To What End?

Hi, how’s it going?  Great, great to hear.  Here—here’s a stack of reported, factual information.  Just plopped it down on your desk.  Go through it, please.  Take your time, but be sure to go through all of it.

Okay, fast forward ten, fifteen minutes.  Need an hour?  Sure.  Take your time. 

Did you get through it?  Good.  You just did better than about 89%* of the entire world. 

So, what wasn’t in it?  What what?  No, you heard me.  I don’t care what was in it, I can read that for myself.  I want to know what wasn’t.  That’s what we’re after here.  It’s what will stand out most from person to person, and will be the most important bits of anything (non-information, really) anyone takes home from what they’ve been presented.

You don’t remember the content for the content—you remember it for what it means.  And oftentimes, what it means is what you take it to mean, after filling in the holes.  Sometimes the meaning is clear, and the evidence points to beyond-a-reasonable-doubt amount of guilt, or a preponderance of evidence which will likely bring about guilt, or a plea deal or apology, if it’s a person or a company or a government or government leader.  But more on that later. 

Usually, what isn’t there isn’t there for a reason; the holes are left for you to fill in yourself.  With your own prejudices and variably limited view of the world—cognitive bias, mainly.  That’s why it’s so important.  And that’s why so much is left out of what you’re told by the news. 

Sometimes, what’s left out is just good, old-fashioned stuff the speaker or writer (or editor or executive or board or administration) doesn’t want you to know.  But, much of the time, it’s meant to foster perpetual discord and/or a choosing up of sides.  Based on this.  Or that.  Or more of this.  Or that over there.  Or remember that?  How about this, remember this?

The most gaping holes appear consistently in the nations with the worst press freedoms on Earth.  (Reporters Without Borders compiled a list on that; you can peruse it here.)  But it happens in America, too. 

 You saw it with the start of the Israel-Hamas War, in the editorializations and publishing of certain headlines, and not others.  Or maybe you didn’t.  Holes are pretty hard to see sometimes.  Unless you can see the entirety of the woodwork through which they appear.  And by woodwork, I mean context and history—immediate, vaguely antecedent or far-reaching.

The Russo-Ukrainian War was different, to give a similar example.  Coverage tended to sympathize more with the lesser of the two powers.  But just as there’s a reason for everything…well, I guess I finished that thought there. 

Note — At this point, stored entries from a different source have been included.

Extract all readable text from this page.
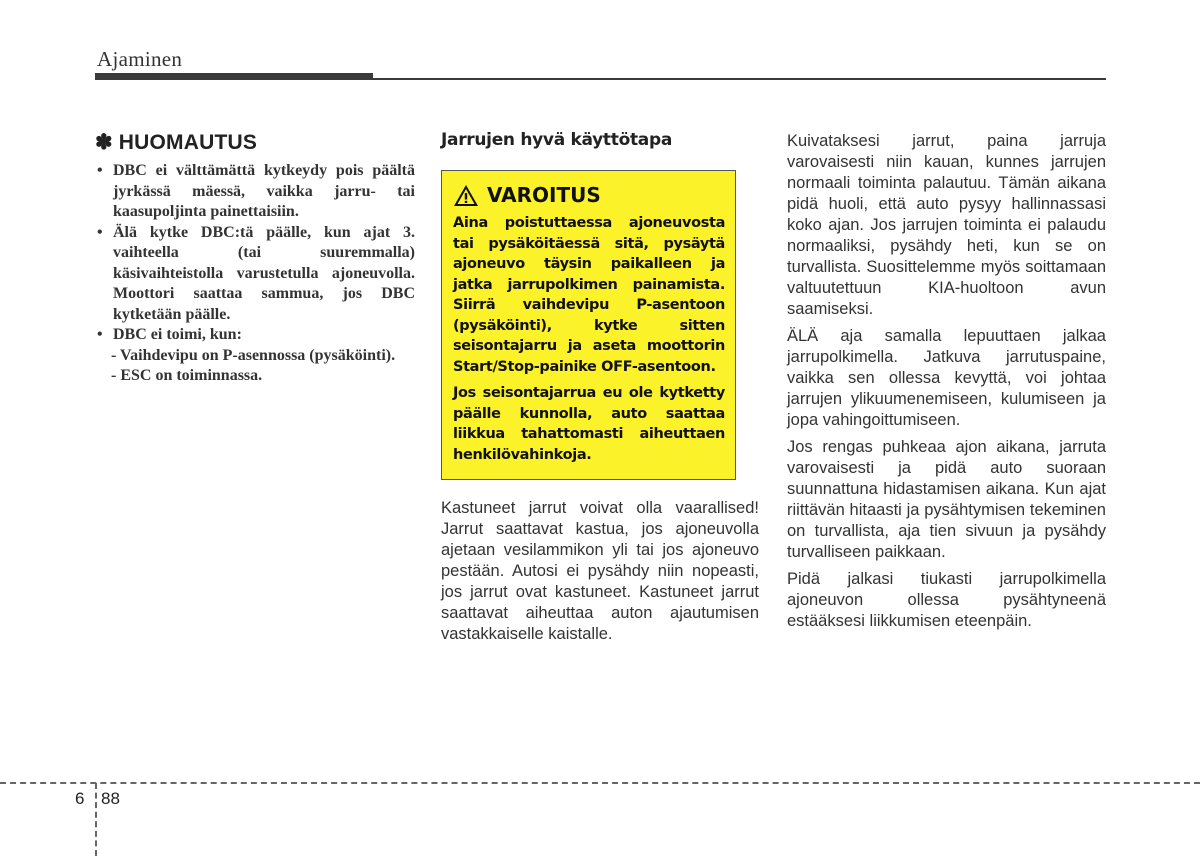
Ajaminen
✽ HUOMAUTUS
• DBC ei välttämättä kytkeydy pois päältä jyrkässä mäessä, vaikka jarru- tai kaasupoljinta painettaisiin.
• Älä kytke DBC:tä päälle, kun ajat 3. vaihteella (tai suuremmalla) käsivaihteistolla varustetulla ajoneuvolla. Moottori saattaa sammua, jos DBC kytketään päälle.
• DBC ei toimi, kun:
- Vaihdevipu on P-asennossa (pysäköinti).
- ESC on toiminnassa.
Jarrujen hyvä käyttötapa
VAROITUS

Aina poistuttaessa ajoneuvosta tai pysäköitäessä sitä, pysäytä ajoneuvo täysin paikalleen ja jatka jarrupolkimen painamista. Siirrä vaihdevipu P-asentoon (pysäköinti), kytke sitten seisontajarru ja aseta moottorin Start/Stop-painike OFF-asentoon.

Jos seisontajarrua eu ole kytketty päälle kunnolla, auto saattaa liikkua tahattomasti aiheuttaen henkilövahinkoja.

Kastuneet jarrut voivat olla vaarallised! Jarrut saattavat kastua, jos ajoneuvolla ajetaan vesilammikon yli tai jos ajoneuvo pestään. Autosi ei pysähdy niin nopeasti, jos jarrut ovat kastuneet. Kastuneet jarrut saattavat aiheuttaa auton ajautumisen vastakkaiselle kaistalle.

Kuivataksesi jarrut, paina jarruja varovaisesti niin kauan, kunnes jarrujen normaali toiminta palautuu. Tämän aikana pidä huoli, että auto pysyy hallinnassasi koko ajan. Jos jarrujen toiminta ei palaudu normaaliksi, pysähdy heti, kun se on turvallista. Suosittelemme myös soittamaan valtuutettuun KIA-huoltoon avun saamiseksi.

ÄLÄ aja samalla lepuuttaen jalkaa jarrupolkimella. Jatkuva jarrutuspaine, vaikka sen ollessa kevyttä, voi johtaa jarrujen ylikuumenemiseen, kulumiseen ja jopa vahingoittumiseen.

Jos rengas puhkeaa ajon aikana, jarruta varovaisesti ja pidä auto suoraan suunnattuna hidastamisen aikana. Kun ajat riittävän hitaasti ja pysähtymisen tekeminen on turvallista, aja tien sivuun ja pysähdy turvalliseen paikkaan.

Pidä jalkasi tiukasti jarrupolkimella ajoneuvon ollessa pysähtyneenä estääksesi liikkumisen eteenpäin.

6 88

There’s a reason for everything.

One thing you learn as an adult, because hopefully you’ve been taught it as a child, is that there are two sides to every story.  Meaning: if one person describes what transpired during an event or incident or imbroglio or dust-up or whatever, and it exclusively favors one side—painting it in a better light—or just omits the motivations of the other, then you should really go and hear the other side’s side.  Because you’re perhaps being told something that’s not even close to being true.  More information/data = a far greater likelihood of what really happened. 

Any scientist in the world will tell you that.  If they’re any good at being a scientist.

But you don’t have to be a scientist to get the data, in this case.  You just have to have the internet.  Or read books by objectively-minded, highly informed individuals who don’t stand to profit greatly from talking about what really didn’t happen while simultaneously saying how bad one side is, sometimes mentioning maybe (maybe) how misguided that first side can sometimes be, but always mentioning it within the context of that side needing to protect itself against the bad one, first and foremost.  (These people do actually exist).

You need to recognize that there are two sides to every story.  And also: Who profits from what? 

So, what’s left to trust?  What, then, do the trustworthy use to make them trustworthy?   Court records.  De-classified documents.  Eye-witness testimony.  Statistical trends, accompanied by an explanation. Recorded conversations.  First-hand conversations.  All the data.  None of which is ever fully brought to you by the mega-conglomeration daily news.  Or Twitter.  Or Facebook.  Or anywhere but the sources.

The trustworthy leave nothing relevant out of the discussion.  Like any good scientist would. Not. Leave something out, yes. 

But sometimes, even the best sources do leave holes.  Mainly because like 93%* of people don’t go through it all.  And, sometimes, by dint of the volume of information, the best sources might not be fully juiced with all the data.  Or have the space or time or wherewithal to provide it to you.

In the end, historical context frames the issue in the most elucidating of lights.  If you lack it, you’re basically reading things in the dark. Figuratively speaking.


* – I just made these numbers up, because I didn’t think I’d ever be able to get a proper answer.  Then I dug a little, and found out I was more or less right—about not getting answers and about the percentages.  I sourced this article from 10 years ago, which gave some data on how long some readers, on average, stay engaged on a moderately informative web page. And then this, which says even less.